Monday, November 22, 2010

The Venture Bros. - Season 4



Season four of Adult Swim's best series began with a broken promise and ended with a bang. Instead of one long run of thirteen episodes, the creators promised two blocks of eight with smaller gaps in between, not only reducing the wait time for more Venture goodness, but providing more content overall. Unfortunately, there were some production delays that come with your show largely being produced by two dudes, and the finale didn't actually air until a month after the rest of the second half and well over two years since season three ended. Still though, that finale exemplifies the quality the series has become known for. The show has undoubtedly gotten more profane, as the boys have finally started aging and the world has become more adult with them. It's not the twisted Jonny Quest parody it was before, but a full world filled with interesting characters, and sometimes those characters swear a lot. That shows in the finale's best gag, and one of the show's best ever, as various characters describe what they heard a "Rusty Venture" sex act was, and the precise placement of bleeps that mostly failed to actually hide the meaning of what they were saying was amazingly funny.

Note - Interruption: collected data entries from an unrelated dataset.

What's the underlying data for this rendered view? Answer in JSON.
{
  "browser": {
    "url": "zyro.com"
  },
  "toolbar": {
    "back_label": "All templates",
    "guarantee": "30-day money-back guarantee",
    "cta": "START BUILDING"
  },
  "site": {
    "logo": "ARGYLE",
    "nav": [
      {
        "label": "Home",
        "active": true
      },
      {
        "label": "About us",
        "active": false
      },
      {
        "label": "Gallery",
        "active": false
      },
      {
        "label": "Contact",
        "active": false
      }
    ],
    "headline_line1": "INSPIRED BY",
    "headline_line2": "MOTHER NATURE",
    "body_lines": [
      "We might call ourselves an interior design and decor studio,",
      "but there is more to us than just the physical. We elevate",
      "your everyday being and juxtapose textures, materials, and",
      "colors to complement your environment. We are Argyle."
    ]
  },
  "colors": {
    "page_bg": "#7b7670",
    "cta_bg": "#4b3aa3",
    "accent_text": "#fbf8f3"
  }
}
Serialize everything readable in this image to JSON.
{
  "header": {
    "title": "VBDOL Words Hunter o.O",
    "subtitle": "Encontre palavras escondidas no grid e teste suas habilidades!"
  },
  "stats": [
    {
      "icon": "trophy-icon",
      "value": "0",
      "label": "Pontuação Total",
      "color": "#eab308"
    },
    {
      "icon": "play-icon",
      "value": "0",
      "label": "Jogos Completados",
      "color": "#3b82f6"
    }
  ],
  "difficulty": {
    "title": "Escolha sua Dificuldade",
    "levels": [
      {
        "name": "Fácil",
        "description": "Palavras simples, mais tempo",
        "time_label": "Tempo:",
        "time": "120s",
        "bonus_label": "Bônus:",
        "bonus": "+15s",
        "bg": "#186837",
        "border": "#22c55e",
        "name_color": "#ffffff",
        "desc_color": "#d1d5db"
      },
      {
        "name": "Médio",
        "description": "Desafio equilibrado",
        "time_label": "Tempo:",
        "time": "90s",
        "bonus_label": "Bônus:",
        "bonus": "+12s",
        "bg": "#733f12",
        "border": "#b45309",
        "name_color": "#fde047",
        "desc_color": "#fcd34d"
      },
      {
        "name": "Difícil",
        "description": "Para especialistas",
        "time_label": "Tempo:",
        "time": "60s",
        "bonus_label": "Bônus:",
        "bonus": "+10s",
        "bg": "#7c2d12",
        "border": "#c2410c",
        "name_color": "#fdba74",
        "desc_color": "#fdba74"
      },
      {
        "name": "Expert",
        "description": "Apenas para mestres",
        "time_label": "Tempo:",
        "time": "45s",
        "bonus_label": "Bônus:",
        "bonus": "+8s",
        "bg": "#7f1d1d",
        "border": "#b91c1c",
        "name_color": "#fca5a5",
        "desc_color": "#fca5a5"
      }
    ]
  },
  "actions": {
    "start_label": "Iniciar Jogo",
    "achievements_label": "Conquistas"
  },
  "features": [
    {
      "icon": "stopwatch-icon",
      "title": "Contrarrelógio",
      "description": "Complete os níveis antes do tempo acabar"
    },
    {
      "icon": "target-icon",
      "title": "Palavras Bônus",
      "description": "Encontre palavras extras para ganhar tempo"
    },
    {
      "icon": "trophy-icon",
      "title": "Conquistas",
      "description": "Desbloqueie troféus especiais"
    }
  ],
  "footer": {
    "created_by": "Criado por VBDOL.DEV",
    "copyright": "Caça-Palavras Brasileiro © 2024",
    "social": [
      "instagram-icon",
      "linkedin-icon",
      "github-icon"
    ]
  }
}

That humor is something that a lot of fans said was missing in the third season, although I have to vehemently disagree. They thought the show was too focused on backstory and minutia and not on actually being funny. Personally I've always enjoyed both sides of the show, but I do think these episodes might have struck a better balance between the two. Again we see this in the finale, which was an hour long and gave ample time for lots of laughs at the home school prom and a ton of important moments in the show's mythology - characters quitting their jobs, moving on emotionally, dying, or blasting themselves into space so aliens can cure their diseases. It speaks to the quality of the writing that an extended sequence involving heavily secondary characters like Colonel Gathers, the head of the OSI, and the Lepidopterists can be compelling and have significant implications for whatever happens next. It's a cartoon that does so much more than any other currently running, and is truly one of the most interesting and entertaining science fiction settings in existence.